Page 526 of Filthy Elites

Her mouth falls open and then twists into a grin. “Just like that? He suggests friends, you suggest some alfresco sex?”

“It’s all a bit of a blur, he did his Sebastian Jedi mind trick shit and said he wouldn’t take anything from me anymore, said that I had to offer; and oh my god, I think I kind of begged him.” Covering my face with my hands I groan.

“You like him, don’t you?” Sammy asks, her tone serious now.

“I hate him.”

“Okay, just for a minute, take away all the stuff from the past and just think about what’s happened since you got to Kingsacre. You like him.”

“The problem is I can’t discount the stuff that happened, it shaped me and fundamentally changed me as a person. I might and it’s a really big question mark, likethisversion of Sebastian, but how can I forget everything he’s done to me?”

Our waitress arrives with our food and I fall silent, thanking her as I lift my mimosa to my lips. “Why didn’t she ask for ID?”

“None of the bars along this strip bother asking for ID from the Kingsacre students,” she says, waving my concern away. “Okay, so let’s take it one offense at a time. You guys met in high school?”

“Met probably isn’t accurate, I never spoke to him before the day he announced I was his. But yeah, according to him and the others, he saw me when I was a freshman and decided I belonged to him.”

“That’s when Clay, Evan and Hunter started watching you for him? This is the bit I don’t understand, why didn’t he just come say hi?”

“GAA, the school we went to, has these weird rules. Every freshman has a year to prove who they are, and that means for the first year they don’t really interact with the older kids and the older kids aren’t allowed to mess with them. It’s supposed to give you a year to find your place or some shit.”

“And Sebastian and the others were like prefects?”

“The Elite, yeah. There’s a tradition that the graduating Elite seniors pick their replacements from the juniors, but the guys were picked as freshmen. It was a whole thing, but basically it meant they were royalty, they were Elites for three years, not just one, and their word was law.”

“So they were the kings and Sebastian wanted to make you his queen, but he didn’t make his move until your sophomore year?”

A bitter laugh falls from my lips. “Yeah, it was the first day of classes and I had a shift at the diner I worked at straight after school. By the time I had my uniform on, they were sitting in a booth in my section. I was so scared, I thought they were there to tell me I was getting kicked out of school, but instead Sebastian told me I was his and that I had to quit my job. Clay went and spoke to my boss and came back with my final paycheck. I’m not entirely sure what they threatened him with, but he told me not to bother coming back.”

“Wow.”

“Oh that’s not even the worst thing they did that day. They forced me to get into their car and then he just started telling me I was his. God, I think he even mentioned us getting engaged. I freaked the fuck out and must have passed out, because when I woke up I was in a bedroom at his house. He had a doctor there for me and he called my mom out and she stayed the night. I still don’t know how he managed to convince everyone that I was there willingly, but no one ever questioned it.”

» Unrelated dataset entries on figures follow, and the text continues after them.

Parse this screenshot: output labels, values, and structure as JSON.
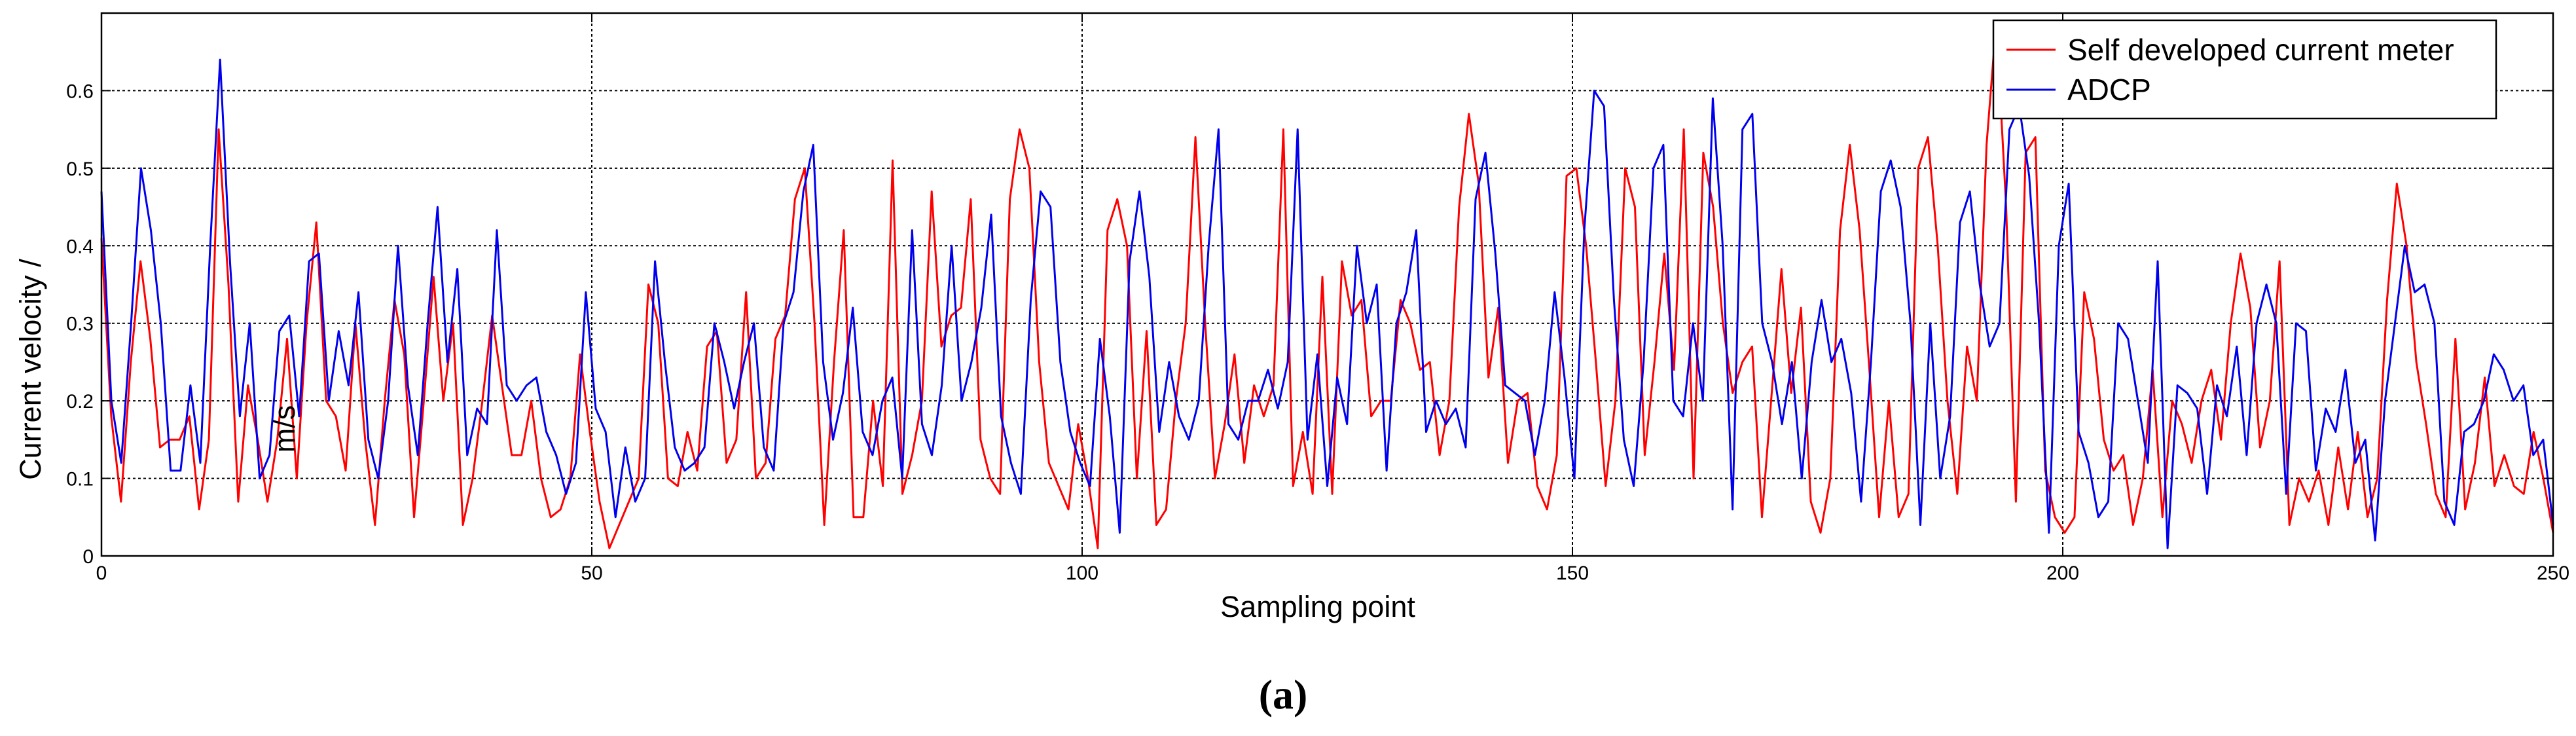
{
  "caption": "(a)",
  "chart_data": {
    "type": "line",
    "title": "",
    "xlabel": "Sampling point",
    "ylabel": "Current velocity / m/s",
    "ylabel_main": "Current velocity /",
    "ylabel_unit": "m/s",
    "xlim": [
      0,
      250
    ],
    "ylim": [
      0,
      0.7
    ],
    "xticks": [
      0,
      50,
      100,
      150,
      200,
      250
    ],
    "yticks": [
      0,
      0.1,
      0.2,
      0.3,
      0.4,
      0.5,
      0.6
    ],
    "xtick_labels": [
      "0",
      "50",
      "100",
      "150",
      "200",
      "250"
    ],
    "ytick_labels": [
      "0",
      "0.1",
      "0.2",
      "0.3",
      "0.4",
      "0.5",
      "0.6"
    ],
    "grid": true,
    "legend_position": "top-right",
    "colors": {
      "red": "#ff0000",
      "blue": "#0000ee"
    },
    "series": [
      {
        "name": "Self developed current meter",
        "color": "#ff0000",
        "values": [
          0.41,
          0.18,
          0.07,
          0.25,
          0.38,
          0.28,
          0.14,
          0.15,
          0.15,
          0.18,
          0.06,
          0.15,
          0.55,
          0.35,
          0.07,
          0.22,
          0.15,
          0.07,
          0.15,
          0.28,
          0.1,
          0.3,
          0.43,
          0.2,
          0.18,
          0.11,
          0.3,
          0.15,
          0.04,
          0.2,
          0.33,
          0.26,
          0.05,
          0.2,
          0.36,
          0.2,
          0.3,
          0.04,
          0.1,
          0.2,
          0.31,
          0.22,
          0.13,
          0.13,
          0.2,
          0.1,
          0.05,
          0.06,
          0.1,
          0.26,
          0.16,
          0.07,
          0.01,
          0.04,
          0.07,
          0.1,
          0.35,
          0.3,
          0.1,
          0.09,
          0.16,
          0.11,
          0.27,
          0.29,
          0.12,
          0.15,
          0.34,
          0.1,
          0.12,
          0.28,
          0.31,
          0.46,
          0.5,
          0.3,
          0.04,
          0.25,
          0.42,
          0.05,
          0.05,
          0.2,
          0.09,
          0.51,
          0.08,
          0.13,
          0.2,
          0.47,
          0.27,
          0.31,
          0.32,
          0.46,
          0.15,
          0.1,
          0.08,
          0.46,
          0.55,
          0.5,
          0.25,
          0.12,
          0.09,
          0.06,
          0.17,
          0.1,
          0.01,
          0.42,
          0.46,
          0.4,
          0.1,
          0.29,
          0.04,
          0.06,
          0.2,
          0.3,
          0.54,
          0.3,
          0.1,
          0.17,
          0.26,
          0.12,
          0.22,
          0.18,
          0.22,
          0.55,
          0.09,
          0.16,
          0.08,
          0.36,
          0.08,
          0.38,
          0.31,
          0.33,
          0.18,
          0.2,
          0.2,
          0.33,
          0.3,
          0.24,
          0.25,
          0.13,
          0.2,
          0.45,
          0.57,
          0.48,
          0.23,
          0.32,
          0.12,
          0.2,
          0.21,
          0.09,
          0.06,
          0.13,
          0.49,
          0.5,
          0.4,
          0.25,
          0.09,
          0.2,
          0.5,
          0.45,
          0.13,
          0.25,
          0.39,
          0.24,
          0.55,
          0.1,
          0.52,
          0.45,
          0.3,
          0.21,
          0.25,
          0.27,
          0.05,
          0.21,
          0.37,
          0.21,
          0.32,
          0.07,
          0.03,
          0.1,
          0.42,
          0.53,
          0.42,
          0.24,
          0.05,
          0.2,
          0.05,
          0.08,
          0.5,
          0.54,
          0.4,
          0.2,
          0.08,
          0.27,
          0.2,
          0.53,
          0.69,
          0.45,
          0.07,
          0.52,
          0.54,
          0.11,
          0.05,
          0.03,
          0.05,
          0.34,
          0.28,
          0.15,
          0.11,
          0.13,
          0.04,
          0.1,
          0.24,
          0.05,
          0.2,
          0.17,
          0.12,
          0.2,
          0.24,
          0.15,
          0.3,
          0.39,
          0.32,
          0.14,
          0.2,
          0.38,
          0.04,
          0.1,
          0.07,
          0.11,
          0.04,
          0.14,
          0.06,
          0.16,
          0.05,
          0.1,
          0.33,
          0.48,
          0.4,
          0.25,
          0.17,
          0.08,
          0.05,
          0.28,
          0.06,
          0.12,
          0.23,
          0.09,
          0.13,
          0.09,
          0.08,
          0.16,
          0.1,
          0.03
        ]
      },
      {
        "name": "ADCP",
        "color": "#0000ee",
        "values": [
          0.47,
          0.2,
          0.12,
          0.3,
          0.5,
          0.42,
          0.3,
          0.11,
          0.11,
          0.22,
          0.12,
          0.4,
          0.64,
          0.38,
          0.18,
          0.3,
          0.1,
          0.13,
          0.29,
          0.31,
          0.18,
          0.38,
          0.39,
          0.2,
          0.29,
          0.22,
          0.34,
          0.15,
          0.1,
          0.2,
          0.4,
          0.22,
          0.13,
          0.3,
          0.45,
          0.25,
          0.37,
          0.13,
          0.19,
          0.17,
          0.42,
          0.22,
          0.2,
          0.22,
          0.23,
          0.16,
          0.13,
          0.08,
          0.12,
          0.34,
          0.19,
          0.16,
          0.05,
          0.14,
          0.07,
          0.1,
          0.38,
          0.25,
          0.14,
          0.11,
          0.12,
          0.14,
          0.3,
          0.25,
          0.19,
          0.25,
          0.3,
          0.14,
          0.11,
          0.3,
          0.34,
          0.47,
          0.53,
          0.25,
          0.15,
          0.21,
          0.32,
          0.16,
          0.13,
          0.2,
          0.23,
          0.1,
          0.42,
          0.17,
          0.13,
          0.22,
          0.4,
          0.2,
          0.25,
          0.32,
          0.44,
          0.18,
          0.12,
          0.08,
          0.33,
          0.47,
          0.45,
          0.25,
          0.16,
          0.12,
          0.09,
          0.28,
          0.18,
          0.03,
          0.38,
          0.47,
          0.36,
          0.16,
          0.25,
          0.18,
          0.15,
          0.2,
          0.4,
          0.55,
          0.17,
          0.15,
          0.2,
          0.2,
          0.24,
          0.19,
          0.25,
          0.55,
          0.15,
          0.26,
          0.09,
          0.23,
          0.17,
          0.4,
          0.3,
          0.35,
          0.11,
          0.3,
          0.34,
          0.42,
          0.16,
          0.2,
          0.17,
          0.19,
          0.14,
          0.46,
          0.52,
          0.39,
          0.22,
          0.21,
          0.2,
          0.13,
          0.2,
          0.34,
          0.23,
          0.1,
          0.42,
          0.6,
          0.58,
          0.33,
          0.15,
          0.09,
          0.25,
          0.5,
          0.53,
          0.2,
          0.18,
          0.3,
          0.2,
          0.59,
          0.4,
          0.06,
          0.55,
          0.57,
          0.3,
          0.25,
          0.17,
          0.25,
          0.1,
          0.25,
          0.33,
          0.25,
          0.28,
          0.21,
          0.07,
          0.25,
          0.47,
          0.51,
          0.45,
          0.3,
          0.04,
          0.3,
          0.1,
          0.18,
          0.43,
          0.47,
          0.35,
          0.27,
          0.3,
          0.55,
          0.58,
          0.49,
          0.3,
          0.03,
          0.4,
          0.48,
          0.16,
          0.12,
          0.05,
          0.07,
          0.3,
          0.28,
          0.2,
          0.12,
          0.38,
          0.01,
          0.22,
          0.21,
          0.19,
          0.08,
          0.22,
          0.18,
          0.27,
          0.13,
          0.3,
          0.35,
          0.3,
          0.08,
          0.3,
          0.29,
          0.11,
          0.19,
          0.16,
          0.24,
          0.12,
          0.15,
          0.02,
          0.2,
          0.3,
          0.4,
          0.34,
          0.35,
          0.3,
          0.07,
          0.04,
          0.16,
          0.17,
          0.2,
          0.26,
          0.24,
          0.2,
          0.22,
          0.13,
          0.15,
          0.04
        ]
      }
    ]
  }
}
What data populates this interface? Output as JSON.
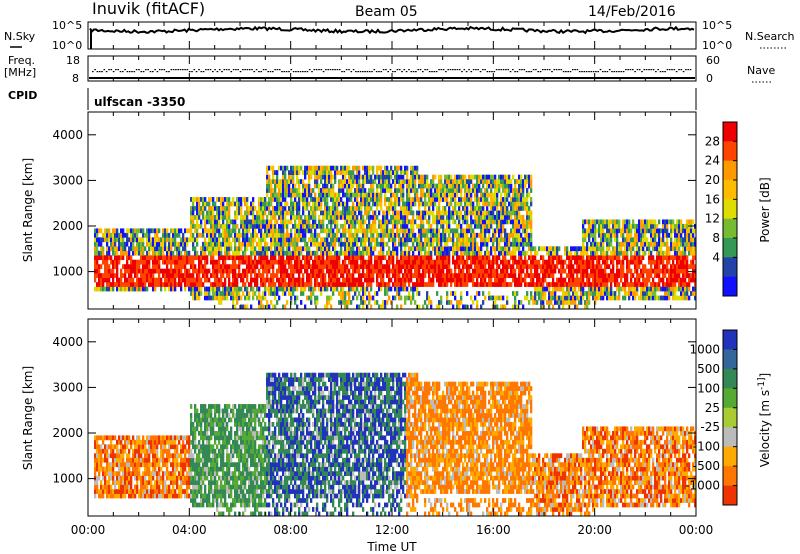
{
  "header": {
    "station": "Inuvik (fitACF)",
    "beam": "Beam 05",
    "date": "14/Feb/2016"
  },
  "noise_panel": {
    "left_label": "N.Sky",
    "right_label": "N.Search",
    "left_ticks": [
      "10^5",
      "10^0"
    ],
    "right_ticks": [
      "10^5",
      "10^0"
    ]
  },
  "freq_panel": {
    "left_label_1": "Freq.",
    "left_label_2": "[MHz]",
    "right_label": "Nave",
    "left_ticks": [
      "18",
      "8"
    ],
    "right_ticks": [
      "60",
      "0"
    ]
  },
  "cpid": {
    "label": "CPID",
    "value": "ulfscan -3350"
  },
  "chart_data": [
    {
      "type": "heatmap",
      "quantity": "Power",
      "xlabel": "",
      "ylabel": "Slant Range [km]",
      "x_range_hours": [
        0,
        24
      ],
      "ylim": [
        180,
        4500
      ],
      "y_ticks": [
        "1000",
        "2000",
        "3000",
        "4000"
      ],
      "colorbar": {
        "label": "Power [dB]",
        "ticks": [
          "28",
          "24",
          "20",
          "16",
          "12",
          "8",
          "4"
        ],
        "colors": [
          "#ee0000",
          "#ff4400",
          "#ff9900",
          "#ffbb00",
          "#dddd00",
          "#77bb33",
          "#339955",
          "#2244aa",
          "#1111ff"
        ]
      }
    },
    {
      "type": "heatmap",
      "quantity": "Velocity",
      "xlabel": "Time UT",
      "ylabel": "Slant Range [km]",
      "x_range_hours": [
        0,
        24
      ],
      "ylim": [
        180,
        4500
      ],
      "y_ticks": [
        "1000",
        "2000",
        "3000",
        "4000"
      ],
      "x_ticks": [
        "00:00",
        "04:00",
        "08:00",
        "12:00",
        "16:00",
        "20:00",
        "00:00"
      ],
      "colorbar": {
        "label": "Velocity [m s^-1]",
        "ticks": [
          "1000",
          "500",
          "100",
          "25",
          "-25",
          "-100",
          "-500",
          "-1000"
        ],
        "colors": [
          "#2233bb",
          "#336699",
          "#338855",
          "#55aa33",
          "#aacc33",
          "#bbbbbb",
          "#ffaa00",
          "#ff7700",
          "#ee3300"
        ]
      }
    }
  ]
}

“Your mom never thought it was weird?”

“No. Mom drank the Kool-Aid from day one, she loves Sebastian, I told her what he was doing and she just brushed it off as teenage drama. When I went to Maine I had a complete fucking meltdown. I told my dad everything and he never questioned it. He hates Sebastian, well all of them really.”

“But apart from that first few days, Sebastian hasn’t been a total psycho, right?”

I exhale slowly. “No, not really. He scared the crap out of me that first day, he said all this shit about cages and clipping my wings and loads of other fucked-up stuff, but then he just changed his mind and set me free.”

“Wow,” she says again.

“Half of me thinks he’s still fucking with me, but I just don’t know anymore. I want to walk away, to leave and forget about him, but it’s like he’s infected my thoughts. He’s been the monster under the bed for so long now, I just don’t think I can just pretend he’s not a part of my life.”

“And the sex?”

“Well I’ve got nothing else to compare it to, but it was phenomenal, completely out of this world. I came so many times I actually thought about asking him to stop making me orgasm at one point. I don’t know what it is about being with him, our past is so toxic and even when he’s not messing with me, it still feels like he’s messing with me. Last night when I was dancing with that guy, all I could think about was that it felt wrong, him touching me. I got asked out a couple of days ago and I felt nothing but an icky guilt, like if I agreed I’d be cheating. When Sebastian touches me, even after all our fucked-up history, it feels right.”

“Oh my god, this is some next level messed up,” Sammy laughs.

“Tell me about it. I’ve never even kissed anyone but him.”

“We need to change that. You can’t make an informed decision about Sebastian if you’ve never experienced anything else. There’s a block party tonight at Bufford Row in the town houses, we’re going to go and you’re going to find a cute guy to kiss. If it’s good then great, you can explore what boys are like away from Sebastian and his mind fuckery. If it’s bad, or it feels wrong, then maybe as messed up as he is, Sebastian is the one, and you need to figure out a way to forget the past and move forward.”